My Commenting Principle

Comment your code so that a green programmer can understand it.

Or…

Comment your code so that your boss can understand it.

What does it take to make your code readable by a green graduate? Imagine them going through it line by line. If there are no comments, then they need to understand every function call, and every library routine. They need to understand a bit about your architecture and date model.

Now imagine that every single line is commented.

In that scenario, a green programmer can read your file by reading one comment after the next. If they need more information, they can still drill into the code and get the details, but they can understand the overview just through comments.

The closer you can get to that, the better.

Don’t listen to the arguments against thorough commenting habits. Just point the detractors here.

Why are Side Effects Bad?

Side effects are any observable change to the state of an object. Some people might qualify this by saying that side effects are implicit or unintended changes to state.

Mutator methods, or setters, which are designed to change the state of an object, should have side effects. Accessor methods, or getters, should not have side effects. Other methods should generally try to avoid changing state beyond what is necessary for the intended task.

Why are these guidelines best practices though? What makes side effects so bad? Students have asked me this question many times, and I’ve worked with many experienced programmers who don’t seem to understand why minimizing side effects is a good goal.

For example, I recently commented out a block of my peer’s code because it had detrimental side effects. The code was intended to add color highlighting to log entries to make his debugging easier. The problem with the code was that the syntax highlighting xml was leaking into our save files. He was applying the highlight to a key, then using that key both in the log and in the save file. Worse still, he wrote this code so that it only occurred on some platforms. When I was debugging a cross platform feature, I got very unpredictable behavior and ultimately traced it back to this block.

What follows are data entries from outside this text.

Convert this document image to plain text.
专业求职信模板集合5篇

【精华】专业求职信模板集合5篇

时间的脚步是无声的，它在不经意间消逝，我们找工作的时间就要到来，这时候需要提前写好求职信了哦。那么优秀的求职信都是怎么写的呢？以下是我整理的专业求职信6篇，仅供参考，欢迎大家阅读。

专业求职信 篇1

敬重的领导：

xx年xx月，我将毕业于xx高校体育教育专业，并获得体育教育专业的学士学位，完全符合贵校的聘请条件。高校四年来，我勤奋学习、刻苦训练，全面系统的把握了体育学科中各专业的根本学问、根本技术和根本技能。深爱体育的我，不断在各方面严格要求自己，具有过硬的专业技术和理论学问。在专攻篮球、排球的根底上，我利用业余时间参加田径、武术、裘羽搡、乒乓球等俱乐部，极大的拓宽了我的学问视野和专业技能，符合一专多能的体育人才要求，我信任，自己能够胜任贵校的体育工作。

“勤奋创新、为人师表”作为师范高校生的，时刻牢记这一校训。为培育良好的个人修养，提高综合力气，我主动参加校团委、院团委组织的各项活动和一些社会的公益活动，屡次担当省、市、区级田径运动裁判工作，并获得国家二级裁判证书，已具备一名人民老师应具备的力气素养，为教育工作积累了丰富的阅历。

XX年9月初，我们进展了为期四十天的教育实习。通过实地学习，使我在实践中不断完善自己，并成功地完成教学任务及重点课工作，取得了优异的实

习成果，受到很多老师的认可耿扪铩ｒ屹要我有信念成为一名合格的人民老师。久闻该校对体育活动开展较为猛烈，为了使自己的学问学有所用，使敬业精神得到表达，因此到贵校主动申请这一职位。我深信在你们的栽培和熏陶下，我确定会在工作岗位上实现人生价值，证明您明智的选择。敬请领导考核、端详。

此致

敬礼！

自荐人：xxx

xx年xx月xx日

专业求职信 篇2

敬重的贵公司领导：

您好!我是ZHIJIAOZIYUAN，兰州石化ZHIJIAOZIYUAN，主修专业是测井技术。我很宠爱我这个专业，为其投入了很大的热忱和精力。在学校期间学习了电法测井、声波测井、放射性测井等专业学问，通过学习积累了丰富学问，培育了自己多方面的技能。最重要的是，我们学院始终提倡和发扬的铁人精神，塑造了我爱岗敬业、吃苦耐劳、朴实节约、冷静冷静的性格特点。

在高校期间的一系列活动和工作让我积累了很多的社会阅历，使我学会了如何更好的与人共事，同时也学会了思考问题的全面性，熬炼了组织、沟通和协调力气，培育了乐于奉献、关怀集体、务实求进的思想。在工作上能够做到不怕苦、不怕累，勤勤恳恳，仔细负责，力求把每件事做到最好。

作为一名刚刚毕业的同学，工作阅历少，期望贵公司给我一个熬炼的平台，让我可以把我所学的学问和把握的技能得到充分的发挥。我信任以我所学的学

This is an example where code was intended for one purpose, but it also did something else. That something else is the side effect, and you can see how it caused problems for other developers. Since his change was undocumented and uncommented, I spent hours tracking it down. As a team, we lost significant productivity due to a side effect.

Side effects are bad because they make a code base less agile. Side effects cause bugs that are difficult to find, and lead to code that is more difficult to maintain.

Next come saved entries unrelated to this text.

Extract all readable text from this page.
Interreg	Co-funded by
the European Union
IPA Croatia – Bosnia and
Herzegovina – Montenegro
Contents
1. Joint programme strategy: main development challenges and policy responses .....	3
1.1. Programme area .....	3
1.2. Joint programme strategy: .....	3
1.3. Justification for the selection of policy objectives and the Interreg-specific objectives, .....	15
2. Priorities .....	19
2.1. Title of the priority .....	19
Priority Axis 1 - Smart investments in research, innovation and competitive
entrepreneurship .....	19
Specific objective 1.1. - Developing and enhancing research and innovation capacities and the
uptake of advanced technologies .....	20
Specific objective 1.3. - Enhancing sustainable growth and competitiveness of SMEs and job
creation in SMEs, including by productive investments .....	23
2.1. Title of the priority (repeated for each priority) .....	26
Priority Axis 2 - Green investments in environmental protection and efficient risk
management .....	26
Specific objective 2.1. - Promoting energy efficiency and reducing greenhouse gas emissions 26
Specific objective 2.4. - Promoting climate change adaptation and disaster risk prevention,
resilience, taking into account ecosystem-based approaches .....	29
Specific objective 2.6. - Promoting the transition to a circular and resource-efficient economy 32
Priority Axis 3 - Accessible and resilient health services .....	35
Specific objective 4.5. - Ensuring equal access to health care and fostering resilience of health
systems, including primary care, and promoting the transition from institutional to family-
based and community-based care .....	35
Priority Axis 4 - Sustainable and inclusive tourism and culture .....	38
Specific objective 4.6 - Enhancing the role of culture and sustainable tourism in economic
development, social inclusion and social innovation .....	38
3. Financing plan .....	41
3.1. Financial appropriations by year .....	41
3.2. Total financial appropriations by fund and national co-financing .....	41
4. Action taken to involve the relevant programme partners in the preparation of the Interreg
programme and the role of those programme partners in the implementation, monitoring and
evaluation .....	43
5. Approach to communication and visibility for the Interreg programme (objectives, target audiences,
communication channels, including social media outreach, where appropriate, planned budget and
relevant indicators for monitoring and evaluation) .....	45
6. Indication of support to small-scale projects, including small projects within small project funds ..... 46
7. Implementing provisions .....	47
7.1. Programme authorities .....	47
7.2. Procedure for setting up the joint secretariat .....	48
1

Before I continue, let me be clear that all code style guidelines should be broken sometimes. For each situation, a guideline or design pattern may be better or worse, and I recognize that we are always working in shades of gray.

Generally, a block of code should be written for one purpose. If it is a method, then it should do one thing. If another thing needs to be done with an object, then that should be encapsulated in another method.

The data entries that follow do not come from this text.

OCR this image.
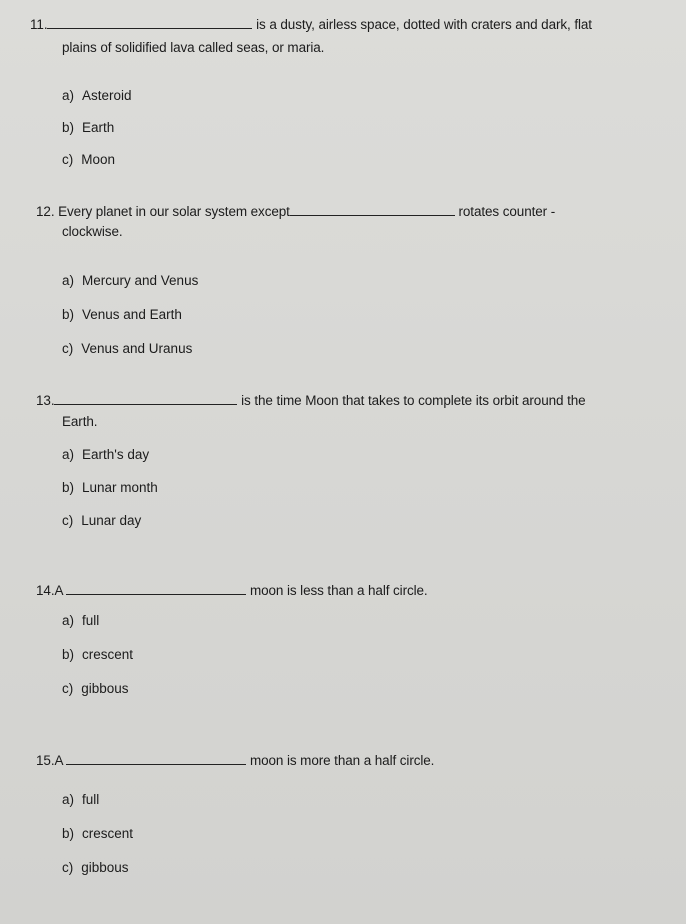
11.	is a dusty, airless space, dotted with craters and dark, flat
plains of solidified lava called seas, or maria.
a) Asteroid
b) Earth
c) Moon
12. Every planet in our solar system except	rotates counter -
clockwise.
a) Mercury and Venus
b) Venus and Earth
c) Venus and Uranus
13.	is the time Moon that takes to complete its orbit around the
Earth.
a) Earth's day
b) Lunar month
c) Lunar day
14.A	moon is less than a half circle.
a) full
b) crescent
c) gibbous
15.A	moon is more than a half circle.
a) full
b) crescent
c) gibbous
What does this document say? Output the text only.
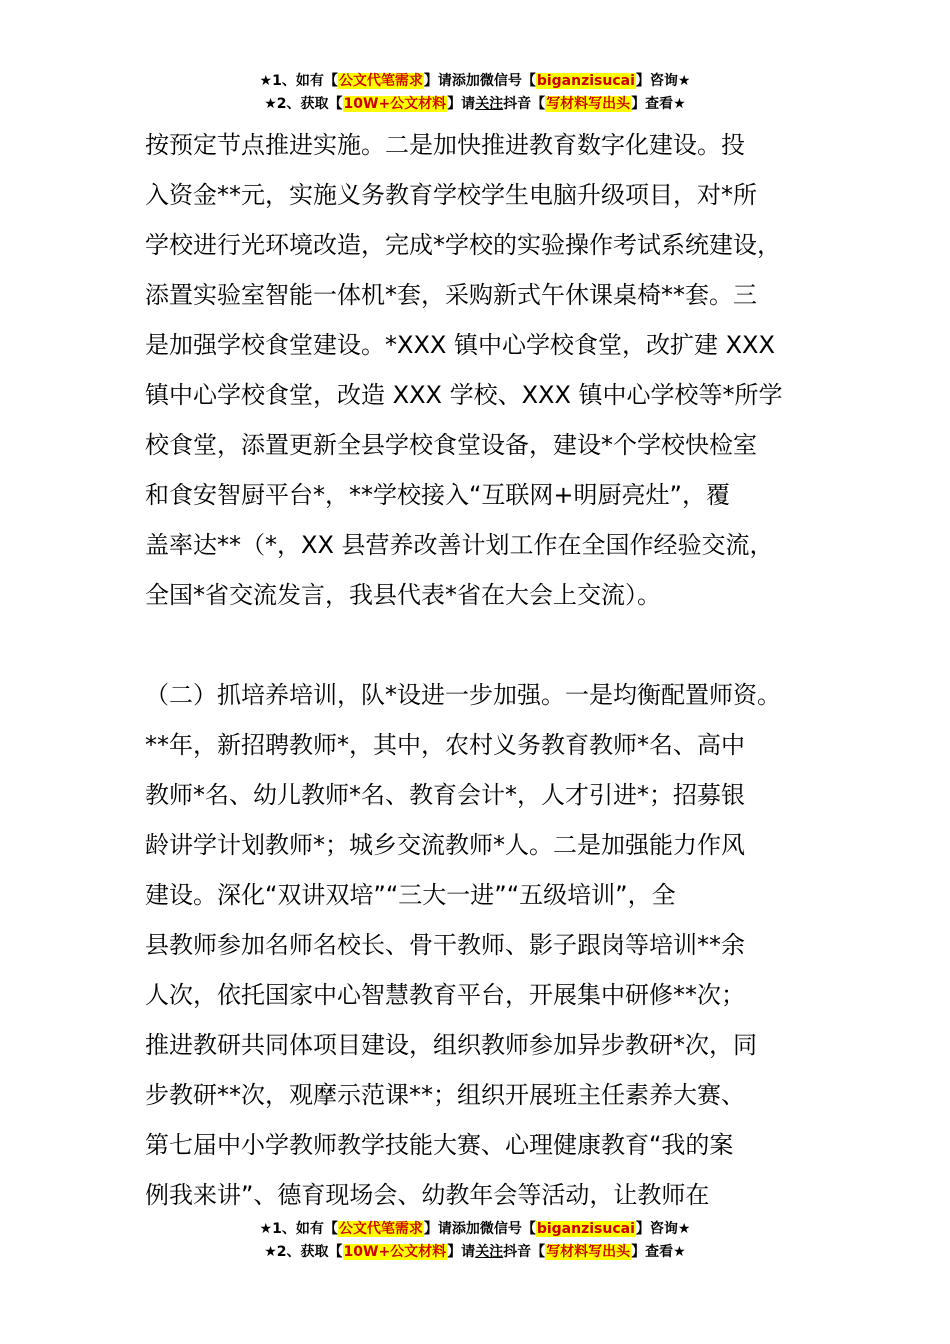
★1、如有【公文代笔需求】请添加微信号【biganzisucai】咨询★
★2、获取【10W+公文材料】请关注抖音【写材料写出头】查看★
按预定节点推进实施。二是加快推进教育数字化建设。投
入资金**元，实施义务教育学校学生电脑升级项目，对*所
学校进行光环境改造，完成*学校的实验操作考试系统建设，
添置实验室智能一体机*套，采购新式午休课桌椅**套。三
是加强学校食堂建设。*XXX 镇中心学校食堂，改扩建 XXX
镇中心学校食堂，改造 XXX 学校、XXX 镇中心学校等*所学
校食堂，添置更新全县学校食堂设备，建设*个学校快检室
和食安智厨平台*，**学校接入“互联网+明厨亮灶”，覆
盖率达**（*，XX 县营养改善计划工作在全国作经验交流，
全国*省交流发言，我县代表*省在大会上交流）。
（二）抓培养培训，队*设进一步加强。一是均衡配置师资。
**年，新招聘教师*，其中，农村义务教育教师*名、高中
教师*名、幼儿教师*名、教育会计*，人才引进*；招募银
龄讲学计划教师*；城乡交流教师*人。二是加强能力作风
建设。深化“双讲双培”“三大一进”“五级培训”，全
县教师参加名师名校长、骨干教师、影子跟岗等培训**余
人次，依托国家中心智慧教育平台，开展集中研修**次；
推进教研共同体项目建设，组织教师参加异步教研*次，同
步教研**次，观摩示范课**；组织开展班主任素养大赛、
第七届中小学教师教学技能大赛、心理健康教育“我的案
例我来讲”、德育现场会、幼教年会等活动，让教师在
★1、如有【公文代笔需求】请添加微信号【biganzisucai】咨询★
★2、获取【10W+公文材料】请关注抖音【写材料写出头】查看★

Here’s a hypothetical example that I’ve seen played out hundreds of times in my career.

A class needs to do task X. A programmer may write a method to do task X, but he accidentally includes logic that also does task Y. Later, he may see that he needs to do task Y all alone. So he writes a method to do task Y. That’s where the problem is compounded.

Later still, the definition of task Y changes. So another programmer has to rewrite task Y. He goes to the class, changes the method for task Y alone, does a few quick tests, and proceeds on his merry way.

Then mysterious bugs start occurring. QA can’t really track them down to one thing because they only occur sporadically after task Y. Finally, it takes many man-hours to remove task Y from the method for task X.

In this example, the side effect led to code duplication, which led to trouble when updating the code, which led to bugs that cost many hours to track down. The fewer side effects you introduce, the easier your code will be to maintain.

These two examples show how side effects can derail development and why they are so inimical. We all write code with side effect occasionally, but it’s our job to figure out how to do it in a way that doesn’t make the code more difficult to maintain.